In new environments, he is fairly confident, but will go to the familiar objects first. He is very wary of a certain type of child - boys who are boistrous and rough. He will freeze if someone like that comes near him. About two weeks ago we were at an indoor play centre and a boy younger than him pushed him while waiting for him to go down a slide. He went down on a funny angle and ran to me scared when he reached the bottom. He did not cry, but he was very stiff and tense and wouldn't take his eyes off this kid for several minutes. Then when he had the courage to go back to the slide, he completely froze when he saw kids coming behind him, in case it happened again. It took me 5 minutes to coax him down the slide - he didn't cry, but he was paralysed from within.

Normally, he expresses his dissatisfaction very readily.

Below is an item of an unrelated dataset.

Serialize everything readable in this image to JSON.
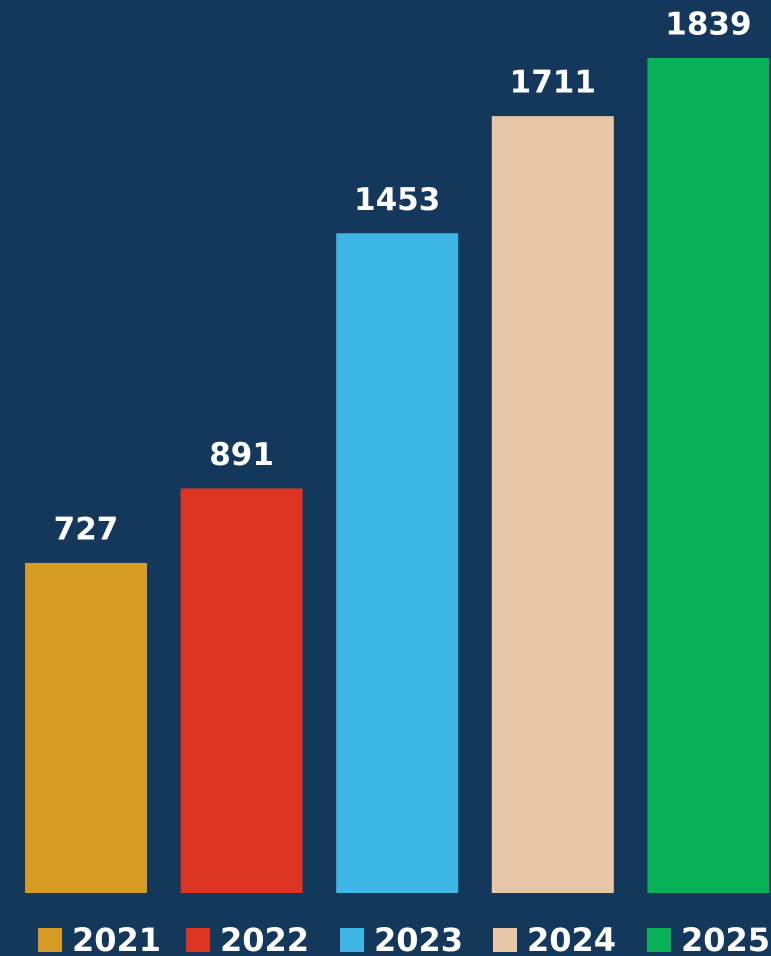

He will tell me if he doesn't like something, and often he gets creeped out by funny/unusual objects that he hasn't seen before - toys that make a strange sound or have a weird texture.

He can be quite disagreeable and will often tell me 'no' when in fact, he means yes.

When he finds an activity he loves doing, he gets completely lost in it and forgets all about everyone and everything else.

When he is hungry, he becomes very irritable and anxious, almost desperate. It seems to hit him suddenly and with force. I often think that he has an issue with his blood sugar, because it is something both myself and his dad suffer from.

He is very wilful and stubborn and has no fear of chastisement. It is another way of getting attention from his parents, and he loves and craves our attention, no matter what the reason. I often catch him trying to get my attention by doing something he knows is naughty.

He is still very interested in animals, pictures, books and anything visual. He loves to look at things. He also loves watching TV. He loves water, but I have mentioned that before in detail.

I think he is a very bright kid, and needs a lot of stimulation and activity to keep him content and stable. But I also think he develops at his own pace, and we have always noticed this 'different' thing about him that is hard to define. He doesn't quite ever fit the 'typical' path or conform to the 'norm', if that makes sense. He dances to the beat of his own drum.
 
littlefinn last decade
Lower potencies dont cure ?

Only higher potencies for mental symptoms ?

There are no such rules in homeopathy. Only fundamental principles. Prescribing with such rules and preconceived notions that undermine and contradict the fundamental principles mostly brings trouble.

cure can take place even by a single dose of 6c. It all boils down to the sensitivity of the patient as every case is different and every individual unique.